Atualmente, por influência da história cristã, Nazaré se converteu na capital da Galiléia, com uns 30 mil habitantes, na sua maioria de raça árabe e religião cristã. O maior edifício na atual Nazaré é a basílica da Anunciação, inaugurada por Paulo VI em 1964. No seu interior se conserva o que foram as “paredes” (parte traseira da gruta) onde vivia a família de Maria, mãe de Jesus. Uma inscrição do início do século II foi achada ali e nela se pode ler “Xé Maria” (Deus te salve, Maria), creditando autenticidade histórica ao lugar. Conserva-se também uma fonte que desde sempre abasteceu a aldeia e na qual Maria com suas vizinhas iriam cada dia buscar água. O manancial está no interior de uma pequena igreja de cristãos ortodoxos gregos. Além disso, podem-se ver os restos do que foi o cemitério de Nazaré nos tempos de Jesus onde, sem dúvida, foram enterrados seus antepassados.

Maria teria uns quarenta e tantos anos quando Jesus começou a anunciar a Boa Notícia a seus conterrâneos. Como todas as camponesas, seria nessa idade uma mulher acabada por duros trabalhos, mas cheia dessa sabedoria popular que nasce do contato com as dores e alegrias mais elementares da vida. Suas mãos teriam calos, vestir-se-ia humildemente e, como todas as mulheres de sua classe em Israel, seria analfabeta. Era uma mulher pobre que, como o povo fiel dos “pobres de Javé”, tinha posto em Deus toda a sua esperança. Como todas as mães, temia que seu filho corresse perigo“metendo-se em política”.

A tradição de Israel era que, tanto os homens como as mulheres, se casassem muito cedo. O fato de que Jesus, com seus trinta anos, estivesse ainda solteiro, seria algo chocante tanto para os vizinhos como para sua própria mãe. A virgindade, ou o celibato tal como o entendem hoje aqueles que o escolhem, não eram valores na sociedade em que Jesus viveu.

Suzana, comadre de Maria, é uma personagem cujo nome o Evangelho de Lucas recorda ao falar das mulheres que acompanhavam Jesus em sua pregação pelas aldeias e povoados de sua terra (Lc 8,3). As relações de vizinhança num povoado tão pequeno eram intensas, praticamente todo mundo era família de todo mundo, ou ao menos, todos conheciam bem a vida e os problemas de seus patrícios. Tradicionalmente, limitou-se o ofício de Jesus, como o de José, ao de carpinteiro. Entretanto, a palavra original que Marcos emprega tem como exata tradução algo assim como“aquele-que-faz-de-tudo” (Mc 6,3). Jesus trabalharia tanto a madeira, como faria ferraduras ou arrumaria portas. Também semearia e recolheria o fruto da colheita como diarista eventual. Para nossos países, sua condição seria a de um subempregado.

“Moreno” é um apelido carinhoso que se dá a Jesus nesse relato. A origem semita de Jesus sugere uma pele escura, morena, e uns traços que, como os dos homens de sangue árabe, não teriam nada a ver com os dessas imagens que o fazem passar como homem de pele branca, cabelos loiros, e olhos claros.

Maria aparece já neste momento da vida de Jesus como viúva. Não existem dados que provem isso, mas uma tradição cristã o considerou assim desde sempre. Sua viuvez a faz mais precavida, mais“covarde”. Também mais apegada ao filho.

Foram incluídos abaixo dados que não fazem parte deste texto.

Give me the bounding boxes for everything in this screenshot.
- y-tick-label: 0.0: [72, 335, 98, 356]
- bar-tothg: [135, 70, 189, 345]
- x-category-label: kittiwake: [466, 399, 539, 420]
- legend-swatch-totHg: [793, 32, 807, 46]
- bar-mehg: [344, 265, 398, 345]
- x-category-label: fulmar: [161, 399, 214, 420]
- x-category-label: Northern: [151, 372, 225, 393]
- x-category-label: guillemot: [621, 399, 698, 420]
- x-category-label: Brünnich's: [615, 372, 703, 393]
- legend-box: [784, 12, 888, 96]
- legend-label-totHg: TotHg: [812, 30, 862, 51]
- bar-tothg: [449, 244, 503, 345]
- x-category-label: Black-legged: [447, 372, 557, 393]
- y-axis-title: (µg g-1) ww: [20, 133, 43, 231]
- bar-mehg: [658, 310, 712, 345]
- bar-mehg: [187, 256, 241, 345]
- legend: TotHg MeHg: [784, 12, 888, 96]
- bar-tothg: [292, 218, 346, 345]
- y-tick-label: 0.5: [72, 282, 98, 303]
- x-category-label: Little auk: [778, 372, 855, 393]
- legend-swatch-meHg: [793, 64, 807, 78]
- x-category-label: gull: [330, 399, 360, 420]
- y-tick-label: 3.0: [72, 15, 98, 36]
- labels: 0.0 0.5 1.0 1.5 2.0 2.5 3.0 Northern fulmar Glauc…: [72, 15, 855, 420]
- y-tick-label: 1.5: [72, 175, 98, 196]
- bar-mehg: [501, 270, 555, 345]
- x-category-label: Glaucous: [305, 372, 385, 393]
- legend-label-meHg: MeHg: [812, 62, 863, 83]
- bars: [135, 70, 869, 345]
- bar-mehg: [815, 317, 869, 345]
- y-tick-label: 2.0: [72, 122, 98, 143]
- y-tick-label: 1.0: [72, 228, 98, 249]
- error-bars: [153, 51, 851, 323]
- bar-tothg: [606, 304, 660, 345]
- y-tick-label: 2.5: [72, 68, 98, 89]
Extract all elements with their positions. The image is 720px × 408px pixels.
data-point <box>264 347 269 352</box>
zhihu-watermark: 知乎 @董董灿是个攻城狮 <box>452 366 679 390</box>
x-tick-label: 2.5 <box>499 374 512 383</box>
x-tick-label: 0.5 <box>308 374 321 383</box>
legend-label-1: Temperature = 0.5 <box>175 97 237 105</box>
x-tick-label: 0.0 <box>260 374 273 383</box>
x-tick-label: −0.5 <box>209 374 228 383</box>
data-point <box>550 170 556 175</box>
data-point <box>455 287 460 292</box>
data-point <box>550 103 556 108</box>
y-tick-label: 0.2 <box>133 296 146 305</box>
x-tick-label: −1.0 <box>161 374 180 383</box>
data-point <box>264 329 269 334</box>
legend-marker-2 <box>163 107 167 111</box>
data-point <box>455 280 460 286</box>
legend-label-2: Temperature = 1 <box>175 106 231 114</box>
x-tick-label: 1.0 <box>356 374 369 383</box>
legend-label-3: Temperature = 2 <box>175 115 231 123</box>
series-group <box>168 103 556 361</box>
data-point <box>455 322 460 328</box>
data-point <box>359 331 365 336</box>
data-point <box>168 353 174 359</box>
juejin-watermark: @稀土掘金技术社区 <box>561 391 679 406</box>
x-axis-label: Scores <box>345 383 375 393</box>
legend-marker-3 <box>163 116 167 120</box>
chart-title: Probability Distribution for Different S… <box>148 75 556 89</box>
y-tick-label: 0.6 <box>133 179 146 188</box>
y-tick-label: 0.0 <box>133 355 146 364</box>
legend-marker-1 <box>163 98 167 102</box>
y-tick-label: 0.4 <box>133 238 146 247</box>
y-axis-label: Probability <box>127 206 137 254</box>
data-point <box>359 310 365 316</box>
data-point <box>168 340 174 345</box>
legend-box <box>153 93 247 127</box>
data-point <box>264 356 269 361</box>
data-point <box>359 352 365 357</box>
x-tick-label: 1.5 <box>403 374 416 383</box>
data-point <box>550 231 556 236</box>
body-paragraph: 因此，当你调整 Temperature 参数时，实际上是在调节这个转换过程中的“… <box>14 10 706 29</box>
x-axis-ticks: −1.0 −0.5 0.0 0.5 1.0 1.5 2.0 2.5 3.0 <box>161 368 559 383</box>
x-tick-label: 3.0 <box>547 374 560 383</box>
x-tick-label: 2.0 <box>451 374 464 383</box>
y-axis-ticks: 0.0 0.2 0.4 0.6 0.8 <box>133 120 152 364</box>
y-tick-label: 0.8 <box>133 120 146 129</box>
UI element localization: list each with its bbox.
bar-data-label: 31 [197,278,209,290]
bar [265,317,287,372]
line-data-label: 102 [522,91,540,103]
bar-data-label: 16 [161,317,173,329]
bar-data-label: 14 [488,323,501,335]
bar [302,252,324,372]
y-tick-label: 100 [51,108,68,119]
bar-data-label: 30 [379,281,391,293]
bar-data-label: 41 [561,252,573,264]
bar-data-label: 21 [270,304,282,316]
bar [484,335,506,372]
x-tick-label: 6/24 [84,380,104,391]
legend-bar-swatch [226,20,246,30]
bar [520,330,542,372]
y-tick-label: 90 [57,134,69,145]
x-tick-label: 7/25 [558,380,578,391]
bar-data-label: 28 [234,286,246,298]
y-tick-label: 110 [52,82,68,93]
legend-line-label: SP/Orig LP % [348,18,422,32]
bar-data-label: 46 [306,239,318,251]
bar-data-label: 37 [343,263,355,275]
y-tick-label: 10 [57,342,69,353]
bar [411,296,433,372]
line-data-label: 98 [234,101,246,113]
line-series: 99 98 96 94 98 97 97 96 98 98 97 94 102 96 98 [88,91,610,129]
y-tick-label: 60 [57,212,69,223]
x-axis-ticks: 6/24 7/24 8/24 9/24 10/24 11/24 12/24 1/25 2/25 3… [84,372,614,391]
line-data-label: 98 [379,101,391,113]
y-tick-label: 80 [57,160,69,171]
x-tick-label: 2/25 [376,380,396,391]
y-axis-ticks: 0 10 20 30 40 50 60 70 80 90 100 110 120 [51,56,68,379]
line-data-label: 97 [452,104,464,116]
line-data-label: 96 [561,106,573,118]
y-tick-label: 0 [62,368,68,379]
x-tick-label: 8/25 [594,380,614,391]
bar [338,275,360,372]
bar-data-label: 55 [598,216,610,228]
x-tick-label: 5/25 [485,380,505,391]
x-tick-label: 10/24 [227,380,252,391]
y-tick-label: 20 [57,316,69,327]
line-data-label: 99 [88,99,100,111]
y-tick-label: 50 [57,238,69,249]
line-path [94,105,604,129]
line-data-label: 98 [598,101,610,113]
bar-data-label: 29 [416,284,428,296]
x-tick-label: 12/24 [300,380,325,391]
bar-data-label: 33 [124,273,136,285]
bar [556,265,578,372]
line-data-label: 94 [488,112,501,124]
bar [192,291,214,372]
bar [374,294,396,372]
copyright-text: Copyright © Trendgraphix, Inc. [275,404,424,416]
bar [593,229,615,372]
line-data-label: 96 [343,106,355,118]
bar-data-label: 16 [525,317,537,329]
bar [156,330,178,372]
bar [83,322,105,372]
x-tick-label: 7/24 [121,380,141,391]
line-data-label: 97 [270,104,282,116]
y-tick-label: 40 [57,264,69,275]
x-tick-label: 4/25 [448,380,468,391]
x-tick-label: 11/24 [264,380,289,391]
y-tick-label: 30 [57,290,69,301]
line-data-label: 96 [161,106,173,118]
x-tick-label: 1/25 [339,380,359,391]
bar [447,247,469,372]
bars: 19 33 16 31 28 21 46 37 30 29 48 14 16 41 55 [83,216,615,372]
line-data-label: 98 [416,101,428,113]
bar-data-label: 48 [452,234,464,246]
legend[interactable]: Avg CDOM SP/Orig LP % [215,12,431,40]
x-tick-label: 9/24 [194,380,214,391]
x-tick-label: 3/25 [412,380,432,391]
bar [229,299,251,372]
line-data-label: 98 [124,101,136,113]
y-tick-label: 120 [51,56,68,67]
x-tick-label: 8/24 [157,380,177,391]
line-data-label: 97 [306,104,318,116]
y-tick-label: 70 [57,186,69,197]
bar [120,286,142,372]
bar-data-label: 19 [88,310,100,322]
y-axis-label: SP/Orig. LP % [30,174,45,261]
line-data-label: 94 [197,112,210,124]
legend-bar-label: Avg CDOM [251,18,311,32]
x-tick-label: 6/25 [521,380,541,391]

Jesus passou fome e suou ao trabalhar. Teve amigos, chorou e riu e se cansou como todos nós. Também, como todos nós, buscou seu caminho na vida e suportou dúvidas sobre seu próprio destino, envolto que estava na debilidade (Heb 5,3). A pregação profética de João foi para ele um chamado, um momento decisivo na busca desse caminho. Assim foi descobrindo, passo a passo, sua vocação, como acontece a tantos homens que, na sua entrega a Deus e a seus irmãos, vão aprofundando seus compromissos e fazendo-se o que Deus quer que eles sejam.